WebNovels

Chapter 1 - Bonnet Opening

The Bonnet"Get him out."

The voice didn't announce itself—it detonated. A thunderclap that bypassed Racer01's ears entirely and went straight through him, rattling his ribs like a cage full of panicked birds. His heart lurched. His breath caught.

Then: the click.

The bonnet opening.

Cold air rushed in, carrying the stench of oil, rust, and something else—something organic and rotten that made his stomach convulse. He'd been breathing his own recycled fear for hours in that suffocating metal tomb, and now the outside world invaded with all its terrible promise.

Why?

The question had been circling his mind like a vulture since they'd thrown the bag over his head outside his uncle's garage.

Why would anyone hold me hostage when I have nothing of worth? I'm just a mechanic. A nobody. I have no enemies.

He'd lived quietly. Kept his head down. Fixed engines and stayed out of trouble in a city where trouble found you whether you invited it or not.

His mind clawed desperately through his memories, searching for the moment he'd wronged someone—anyone—badly enough to deserve this. His life had been simple, predictable even. It drifted between two worlds: his grease-stained garage in the Rust Quarter, and the pristine halls of the Elite Academy where he was pursuing his mechanical engineering degree.

His family—just the three of them now—were leagues away from wealthy. But they'd had enough. A roof that didn't leak too badly. Food on the table most nights. His uncle's rough hands and his sister's bright laugh. It had been enough.

Sure, he'd been bullied at the Academy. The rich kids had made sure he knew he didn't belong, that his clothes smelled like motor oil, that his calloused hands marked him as different. But he'd never fought back. Not once. He'd swallowed every insult, every shove, every cruel laugh, and kept his eyes on his work.

So why this?

"GET OUT, Racer01."

The voice was closer now, accompanied by hands—massive, iron-grip hands—that seized him by the shoulders. The man who dragged him from the bonnet was built like an industrial machine, all bulk and brutal efficiency. A thick mustache obscured his upper lip, and his breath reeked of tobacco and something medicinal.

Racer01's hands and feet were bound so tightly that the rope had rubbed his skin raw. He could feel the warm stickiness of blood where the fibers had cut into his wrists. They'd tied him like livestock. Like a goat being led to slaughter.

His body hit the ground hard, and he gasped as pain shot through his shoulder. The surface beneath him was rough—concrete, maybe, or packed dirt. Cold. Everything was cold.

The darkness outside the bonnet was just as complete as the darkness within it had been. For a moment, he thought he'd gone blind.

Then the light hit him.

It wasn't gradual. It was violent—a wall of white-hot brilliance that slammed into his face like a physical blow. He cried out, squeezing his eyes shut so hard that colors exploded behind his eyelids. His head jerked back instinctively, but there was nowhere to go. The light followed him, pinned him, dissected him.

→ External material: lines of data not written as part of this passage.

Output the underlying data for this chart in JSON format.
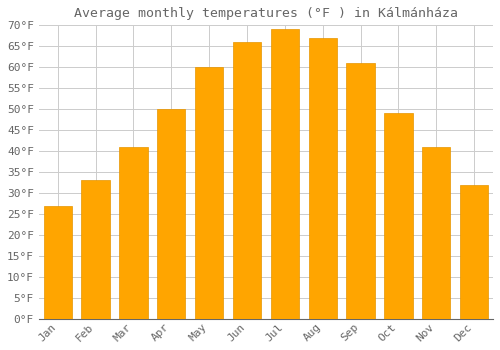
{
  "title": "Average monthly temperatures (°F ) in Kálmánháza",
  "months": [
    "Jan",
    "Feb",
    "Mar",
    "Apr",
    "May",
    "Jun",
    "Jul",
    "Aug",
    "Sep",
    "Oct",
    "Nov",
    "Dec"
  ],
  "values": [
    27,
    33,
    41,
    50,
    60,
    66,
    69,
    67,
    61,
    49,
    41,
    32
  ],
  "bar_color": "#FFA500",
  "bar_edge_color": "#E69500",
  "background_color": "#FFFFFF",
  "grid_color": "#CCCCCC",
  "text_color": "#666666",
  "ylim": [
    0,
    70
  ],
  "yticks": [
    0,
    5,
    10,
    15,
    20,
    25,
    30,
    35,
    40,
    45,
    50,
    55,
    60,
    65,
    70
  ],
  "title_fontsize": 9.5,
  "tick_fontsize": 8,
  "figsize": [
    5.0,
    3.5
  ],
  "dpi": 100
}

He could feel the heat of it on his skin. Industrial floodlights, maybe, or something even more powerful. The kind of torch that could illuminate a stadium or blind a man permanently if held too close for too long.

He tried to open his eyes—just a sliver, just enough to see who stood behind that merciless glare—but the rays were too intense. They burned through his eyelids, turned his vision into a sea of red and white static. He gritted his teeth, tasting blood where he'd bitten the inside of his cheek.

His body wouldn't stop shaking. The tremors started in his core and radiated outward, making his bound hands twitch and his legs spasm uselessly. He couldn't tell if it was the cold or the fear or both, but he couldn't make it stop.

This is how I die.

The thought arrived with strange clarity. People disappeared in Lost City every day. Vanished like smoke. Their families never found bodies, never got answers. Just empty chairs at dinner tables and photographs that gathered dust.

His uncle would wait up for him tonight. His sister would make jokes about him working too late again. And then, slowly, the jokes would stop. The waiting would turn to worry. Worry would turn to dread. And eventually, they'd have to accept that he was just another ghost in a city full of them.

How will they survive without me?

The question carved through his terror like a knife. His uncle's arthritis was getting worse—his hands seized up on cold mornings, and he couldn't grip tools the way he used to. And his sister, brilliant and fierce as she was, was only sixteen. Too young to carry the weight of their small, fragile world alone.

Lost City didn't forgive weakness. It was a place built on speed, strength, and ruthlessness. The fast devoured the slow. The strong crushed the weak. And the tough? They used everyone else as stepping stones on their way to the top.

His family was none of those things. They were just... surviving. Barely.

And now he was going to leave them to face it alone.